CalDAV: Calendar Server Extensions for WebDAV by Lisa Dusseault of OSAF/Chandler (not to mention WebDAV, XMPP [aka Jabber], IMAPext, and who knows what else!) is the most exciting new calendar standard in years. It always seemed strange to me that the Calsch working group chose not to build on top of what is clearly the protocol success story of the last decade and a half, HTTP.

In the five years since WebDAV was standardized, at least three groups have used WebDAV as a basis to provide Internet calendar access with a minimum of development effort…

Because WebDAV gets you some wonderful things. Built in synchronization, built in security model (WebDAV ACL + TLS), built in authentication (SASL), high quality, wildly popular, open source, freely available server (Apache), large number of existing, high quality, freely available libraries (e.g. neon), large deploy base of WebDAV aware clients (every MacOSX and Windows XP box to start with), graceful degradation to the really ridiculously huge number of clients with a HTTP stack, the list goes on. Not to mention the space is hopping; lots of people working on improving performance, security and implementations of WebDAV, and high profile projects like Subversion validating the technology. Three groups including Apple we might point out, the only company to successfully move calendaring standards forward to date.

How Does It Work?

CalDAV proposes a relatively simple solution of nested collections, a calendar collection, for each calendar an event collection, for each event collection, subcollections for the various iCalendar objects (events, todos, freebusy, journals and alarms) plus an additional collection to handle invites (iTIP)

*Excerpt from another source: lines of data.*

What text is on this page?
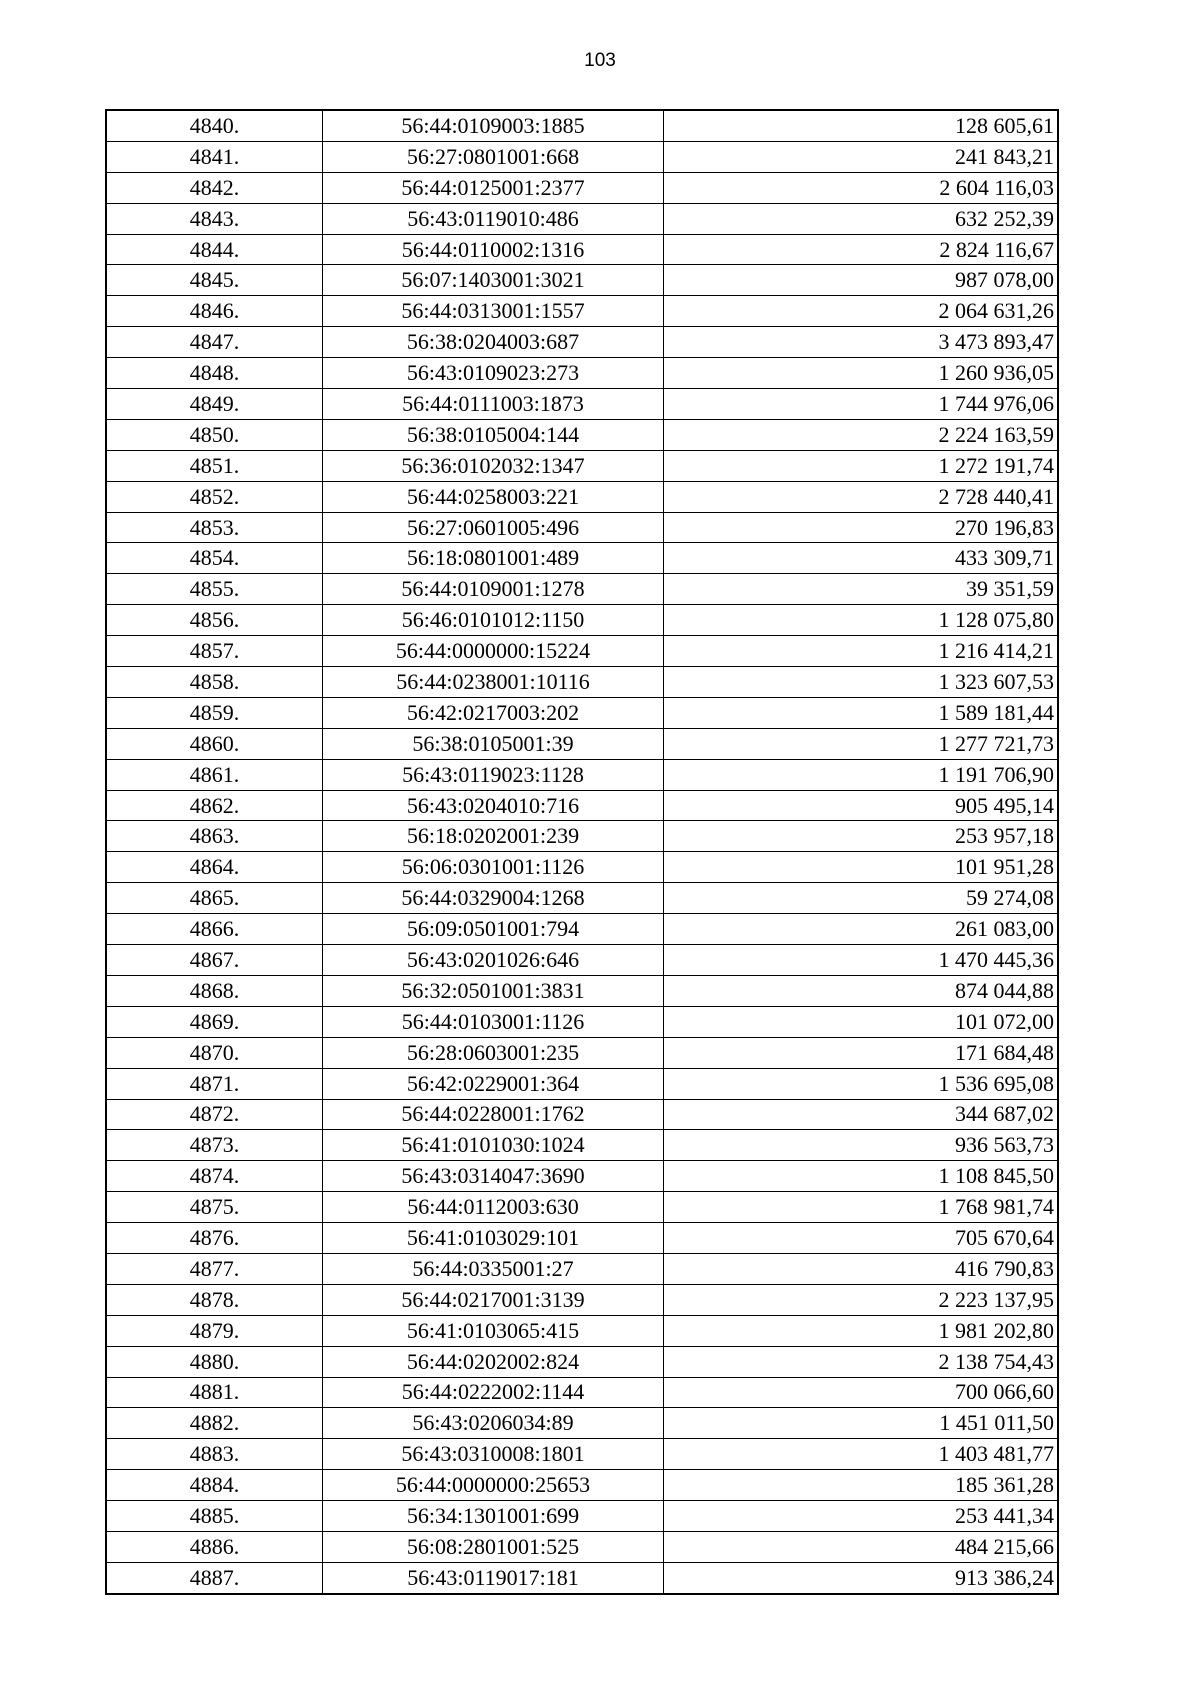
103
4840.	56:44:0109003:1885	128 605,61
4841.	56:27:0801001:668	241 843,21
4842.	56:44:0125001:2377	2 604 116,03
4843.	56:43:0119010:486	632 252,39
4844.	56:44:0110002:1316	2 824 116,67
4845.	56:07:1403001:3021	987 078,00
4846.	56:44:0313001:1557	2 064 631,26
4847.	56:38:0204003:687	3 473 893,47
4848.	56:43:0109023:273	1 260 936,05
4849.	56:44:0111003:1873	1 744 976,06
4850.	56:38:0105004:144	2 224 163,59
4851.	56:36:0102032:1347	1 272 191,74
4852.	56:44:0258003:221	2 728 440,41
4853.	56:27:0601005:496	270 196,83
4854.	56:18:0801001:489	433 309,71
4855.	56:44:0109001:1278	39 351,59
4856.	56:46:0101012:1150	1 128 075,80
4857.	56:44:0000000:15224	1 216 414,21
4858.	56:44:0238001:10116	1 323 607,53
4859.	56:42:0217003:202	1 589 181,44
4860.	56:38:0105001:39	1 277 721,73
4861.	56:43:0119023:1128	1 191 706,90
4862.	56:43:0204010:716	905 495,14
4863.	56:18:0202001:239	253 957,18
4864.	56:06:0301001:1126	101 951,28
4865.	56:44:0329004:1268	59 274,08
4866.	56:09:0501001:794	261 083,00
4867.	56:43:0201026:646	1 470 445,36
4868.	56:32:0501001:3831	874 044,88
4869.	56:44:0103001:1126	101 072,00
4870.	56:28:0603001:235	171 684,48
4871.	56:42:0229001:364	1 536 695,08
4872.	56:44:0228001:1762	344 687,02
4873.	56:41:0101030:1024	936 563,73
4874.	56:43:0314047:3690	1 108 845,50
4875.	56:44:0112003:630	1 768 981,74
4876.	56:41:0103029:101	705 670,64
4877.	56:44:0335001:27	416 790,83
4878.	56:44:0217001:3139	2 223 137,95
4879.	56:41:0103065:415	1 981 202,80
4880.	56:44:0202002:824	2 138 754,43
4881.	56:44:0222002:1144	700 066,60
4882.	56:43:0206034:89	1 451 011,50
4883.	56:43:0310008:1801	1 403 481,77
4884.	56:44:0000000:25653	185 361,28
4885.	56:34:1301001:699	253 441,34
4886.	56:08:2801001:525	484 215,66
4887.	56:43:0119017:181	913 386,24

Now doesn’t that sound refreshingly easy and level headed compared to iRIP (prophetically named), and the many year ordeal of CAP and its several stalled attempts, and weird technology choices like BEEP? You almost feel like you could sit down and write it in an evening (install mod_dav, make dirs, and go!)

Some Caveats

Well unfortunately its not quite that simple. There is language in the proposal about handling recurrence calculations which makes sense, and handling fanout which is that same damn tendency to roll scheduling into calendaring which means that nothing ever gets done. (not to mention the weird idea of backchanneling alarms from the web server to the client via XMPP) I say get a decent calendar store implemented, then talk scheduling.

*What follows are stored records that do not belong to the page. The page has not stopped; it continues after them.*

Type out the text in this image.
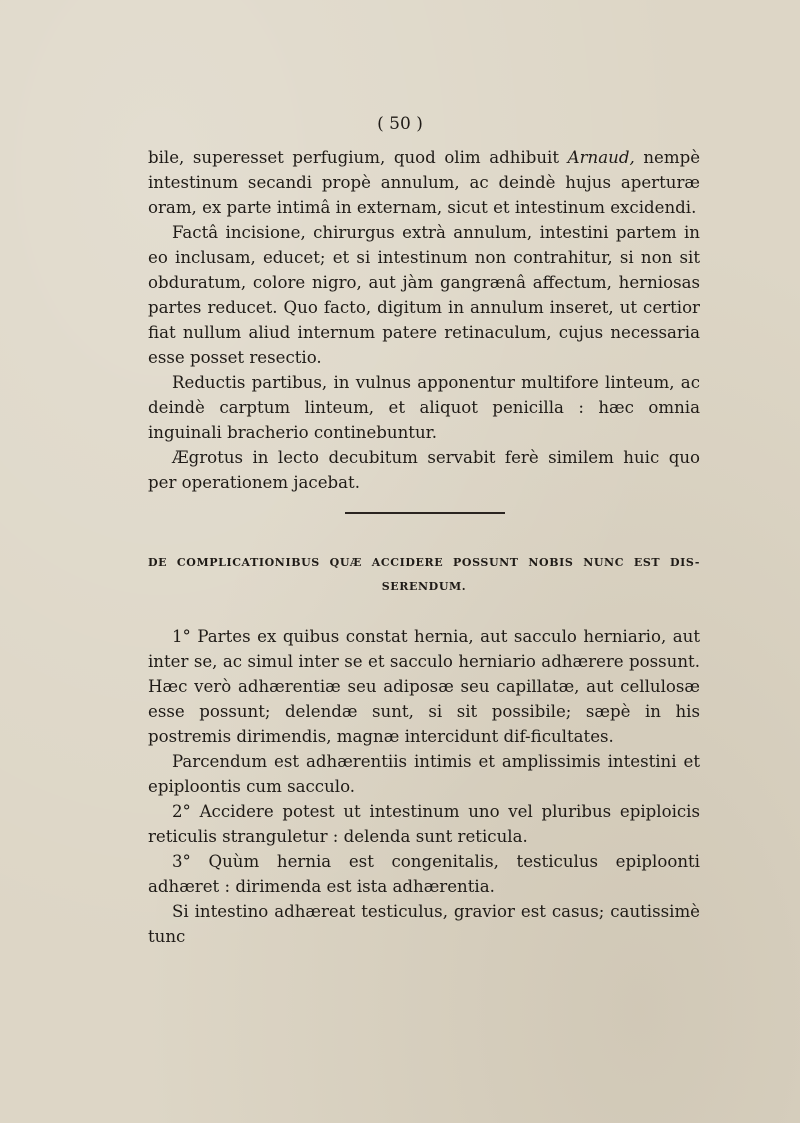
( 50 )

bile, superesset perfugium, quod olim adhibuit Arnaud, nempè intestinum secandi propè annulum, ac deindè hujus aperturæ oram, ex parte intimâ in externam, sicut et intestinum excidendi.

Factâ incisione, chirurgus extrà annulum, intestini partem in eo inclusam, educet; et si intestinum non contrahitur, si non sit obduratum, colore nigro, aut jàm gangrænâ affectum, herniosas partes reducet. Quo facto, digitum in annulum inseret, ut certior fiat nullum aliud internum patere retinaculum, cujus necessaria esse posset resectio.

Reductis partibus, in vulnus apponentur multifore linteum, ac deindè carptum linteum, et aliquot penicilla : hæc omnia inguinali bracherio continebuntur.

Ægrotus in lecto decubitum servabit ferè similem huic quo per operationem jacebat.

DE COMPLICATIONIBUS QUÆ ACCIDERE POSSUNT NOBIS NUNC EST DIS-
SERENDUM.

1° Partes ex quibus constat hernia, aut sacculo herniario, aut inter se, ac simul inter se et sacculo herniario adhærere possunt. Hæc verò adhærentiæ seu adiposæ seu capillatæ, aut cellulosæ esse possunt; delendæ sunt, si sit possibile; sæpè in his postremis dirimendis, magnæ intercidunt dif-ficultates.

Parcendum est adhærentiis intimis et amplissimis intestini et epiploontis cum sacculo.

2° Accidere potest ut intestinum uno vel pluribus epiploicis reticulis stranguletur : delenda sunt reticula.

3° Quùm hernia est congenitalis, testiculus epiploonti adhæret : dirimenda est ista adhærentia.

Si intestino adhæreat testiculus, gravior est casus; cautissimè tunc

Its also relies on the ordered collections extension to WebDAV (approved Thursday before last1), WebDAV ACL, and suggests DeltaV. All of which adds up to that same feeling of specification creep that we’ve seen in the XML world (think XML Schema). The problem with spec creep is it raises the bar to open source development in favor of corporate solutions, and precludes later creativity.

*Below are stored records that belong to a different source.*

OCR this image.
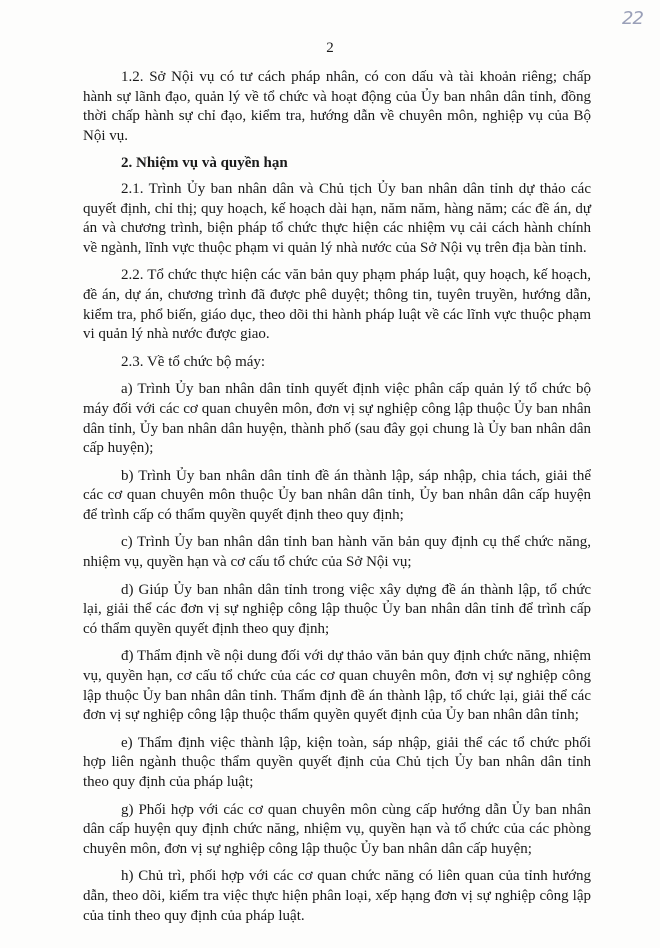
22
2

1.2. Sở Nội vụ có tư cách pháp nhân, có con dấu và tài khoản riêng; chấp hành sự lãnh đạo, quản lý về tổ chức và hoạt động của Ủy ban nhân dân tỉnh, đồng thời chấp hành sự chỉ đạo, kiểm tra, hướng dẫn về chuyên môn, nghiệp vụ của Bộ Nội vụ.

2. Nhiệm vụ và quyền hạn

2.1. Trình Ủy ban nhân dân và Chủ tịch Ủy ban nhân dân tỉnh dự thảo các quyết định, chỉ thị; quy hoạch, kế hoạch dài hạn, năm năm, hàng năm; các đề án, dự án và chương trình, biện pháp tổ chức thực hiện các nhiệm vụ cải cách hành chính về ngành, lĩnh vực thuộc phạm vi quản lý nhà nước của Sở Nội vụ trên địa bàn tỉnh.

2.2. Tổ chức thực hiện các văn bản quy phạm pháp luật, quy hoạch, kế hoạch, đề án, dự án, chương trình đã được phê duyệt; thông tin, tuyên truyền, hướng dẫn, kiểm tra, phổ biến, giáo dục, theo dõi thi hành pháp luật về các lĩnh vực thuộc phạm vi quản lý nhà nước được giao.

2.3. Về tổ chức bộ máy:

a) Trình Ủy ban nhân dân tỉnh quyết định việc phân cấp quản lý tổ chức bộ máy đối với các cơ quan chuyên môn, đơn vị sự nghiệp công lập thuộc Ủy ban nhân dân tỉnh, Ủy ban nhân dân huyện, thành phố (sau đây gọi chung là Ủy ban nhân dân cấp huyện);

b) Trình Ủy ban nhân dân tỉnh đề án thành lập, sáp nhập, chia tách, giải thể các cơ quan chuyên môn thuộc Ủy ban nhân dân tỉnh, Ủy ban nhân dân cấp huyện để trình cấp có thẩm quyền quyết định theo quy định;

c) Trình Ủy ban nhân dân tỉnh ban hành văn bản quy định cụ thể chức năng, nhiệm vụ, quyền hạn và cơ cấu tổ chức của Sở Nội vụ;

d) Giúp Ủy ban nhân dân tỉnh trong việc xây dựng đề án thành lập, tổ chức lại, giải thể các đơn vị sự nghiệp công lập thuộc Ủy ban nhân dân tỉnh để trình cấp có thẩm quyền quyết định theo quy định;

đ) Thẩm định về nội dung đối với dự thảo văn bản quy định chức năng, nhiệm vụ, quyền hạn, cơ cấu tổ chức của các cơ quan chuyên môn, đơn vị sự nghiệp công lập thuộc Ủy ban nhân dân tỉnh. Thẩm định đề án thành lập, tổ chức lại, giải thể các đơn vị sự nghiệp công lập thuộc thẩm quyền quyết định của Ủy ban nhân dân tỉnh;

e) Thẩm định việc thành lập, kiện toàn, sáp nhập, giải thể các tổ chức phối hợp liên ngành thuộc thẩm quyền quyết định của Chủ tịch Ủy ban nhân dân tỉnh theo quy định của pháp luật;

g) Phối hợp với các cơ quan chuyên môn cùng cấp hướng dẫn Ủy ban nhân dân cấp huyện quy định chức năng, nhiệm vụ, quyền hạn và tổ chức của các phòng chuyên môn, đơn vị sự nghiệp công lập thuộc Ủy ban nhân dân cấp huyện;

h) Chủ trì, phối hợp với các cơ quan chức năng có liên quan của tỉnh hướng dẫn, theo dõi, kiểm tra việc thực hiện phân loại, xếp hạng đơn vị sự nghiệp công lập của tỉnh theo quy định của pháp luật.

Still at the end of the day you would have a calendar store that supported group collaboration, unique URIs per event and calendar (really a whole RESTful webservice API), offlining, and was easy to integrate with the current crop of clients and server side implementations (at least the open source ones). And it would probably be equally applicable to the work the RDF Calendar Taskforce is doing.

I’m terribly excited about calendaring for the first time in years (Sunbird is helping as well, have you seen its nifty pub/sub over HTTP feature?)

Why am I mentioning this all now?

Because the specification is set to expire two weeks from now on May 1st, and I’m hoping it won’t die.

update: When I read over the document on more time, I noticed that notifications (aforementioned iTIP and “weird backchanneling”) are noted as an optional feature; not all event sources will be calendaring sources. Right on.